The Donadodoo on Stage
Measuring 100 cm high, 80 cm wide and 26 cm deep, The Donadodoo contains 450 steel pins, 300 magnets and, especially, 75 A3 sheets of paper folded in half which can be opened and closed by sliding keys to reveal a written story.
Specific stories have been written for one, two or three Donadodoos (all the stories were written specifically for The Donadodoo by Patrick Corillon), resulting in shows lasting 20, 40 and 60 minutes respectively, each designed for an audience of up to 120 people. These shows can take place on a theatre stage, in a museum hall or within a library.
The Donadodoo: At the Crossroads of the Arts
The Donadodoo can be considered a musical instrument that produces subtle and varied sounds as pages open and close, paper slides across wood, and, when there are children in the room, as they whisper while reading aloud.

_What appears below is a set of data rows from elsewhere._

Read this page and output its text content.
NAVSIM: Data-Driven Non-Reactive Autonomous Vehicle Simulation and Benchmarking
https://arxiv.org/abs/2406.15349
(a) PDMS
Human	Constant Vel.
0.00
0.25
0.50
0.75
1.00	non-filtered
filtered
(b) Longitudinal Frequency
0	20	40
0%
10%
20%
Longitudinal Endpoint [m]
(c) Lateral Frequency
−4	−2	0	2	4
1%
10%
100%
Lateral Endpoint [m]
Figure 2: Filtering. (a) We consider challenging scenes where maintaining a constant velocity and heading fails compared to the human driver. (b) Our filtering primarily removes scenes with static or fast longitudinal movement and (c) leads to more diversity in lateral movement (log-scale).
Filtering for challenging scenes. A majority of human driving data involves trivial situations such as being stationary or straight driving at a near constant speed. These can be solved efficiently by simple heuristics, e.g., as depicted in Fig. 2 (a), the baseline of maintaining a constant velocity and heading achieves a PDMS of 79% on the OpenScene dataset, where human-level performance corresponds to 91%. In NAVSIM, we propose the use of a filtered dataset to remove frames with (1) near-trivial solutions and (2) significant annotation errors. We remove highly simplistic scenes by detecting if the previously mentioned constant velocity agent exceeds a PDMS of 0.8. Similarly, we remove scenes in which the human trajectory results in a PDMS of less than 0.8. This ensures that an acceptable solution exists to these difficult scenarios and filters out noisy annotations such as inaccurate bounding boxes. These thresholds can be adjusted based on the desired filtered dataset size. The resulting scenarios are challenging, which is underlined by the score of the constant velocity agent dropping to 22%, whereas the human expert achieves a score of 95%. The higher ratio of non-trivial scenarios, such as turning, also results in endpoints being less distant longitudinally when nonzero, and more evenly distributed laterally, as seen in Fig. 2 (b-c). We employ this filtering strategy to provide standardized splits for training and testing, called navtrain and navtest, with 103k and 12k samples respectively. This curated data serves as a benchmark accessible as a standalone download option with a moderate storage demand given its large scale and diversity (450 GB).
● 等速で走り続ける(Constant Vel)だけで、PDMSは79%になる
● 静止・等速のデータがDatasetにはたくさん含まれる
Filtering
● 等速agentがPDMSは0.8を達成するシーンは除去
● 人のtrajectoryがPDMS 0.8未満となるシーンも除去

The Donadodoo contains a touch of utopia in the sense that it seeks to approach the ‘Absolute Book’ dreamed of by Stéphane Mallarmé. But it can also be considered an authentic design object; a ‘reading machine’ based on principles of production and distribution, balance between form and content, and the search for simple and intuitive functionality.
While the Donadodoo is an innovation in the world of printed paper, it is nevertheless based on deep-rooted traditions in both the West and the East. When folded, the pages reveal coloured letters like birds in an aviary; when unfolded, regardless of the direction of reading specific to the writing system, they give a crucial role to the art of calligraphy or typography. The nature of the paper used, the simplicity of the wooden furniture (assembled without a single screw), the stories themselves (fables in which animals and humans are placed in an allegorical universe) – all these elements call on Donadodoo to seek out opportunities for exchange between different cultures around the world: paper-making based on each culture’s expertise, presentation of stories in the writing of the host country (Arabic, Japanese, Devanagari, Thai, Hanja, etc.).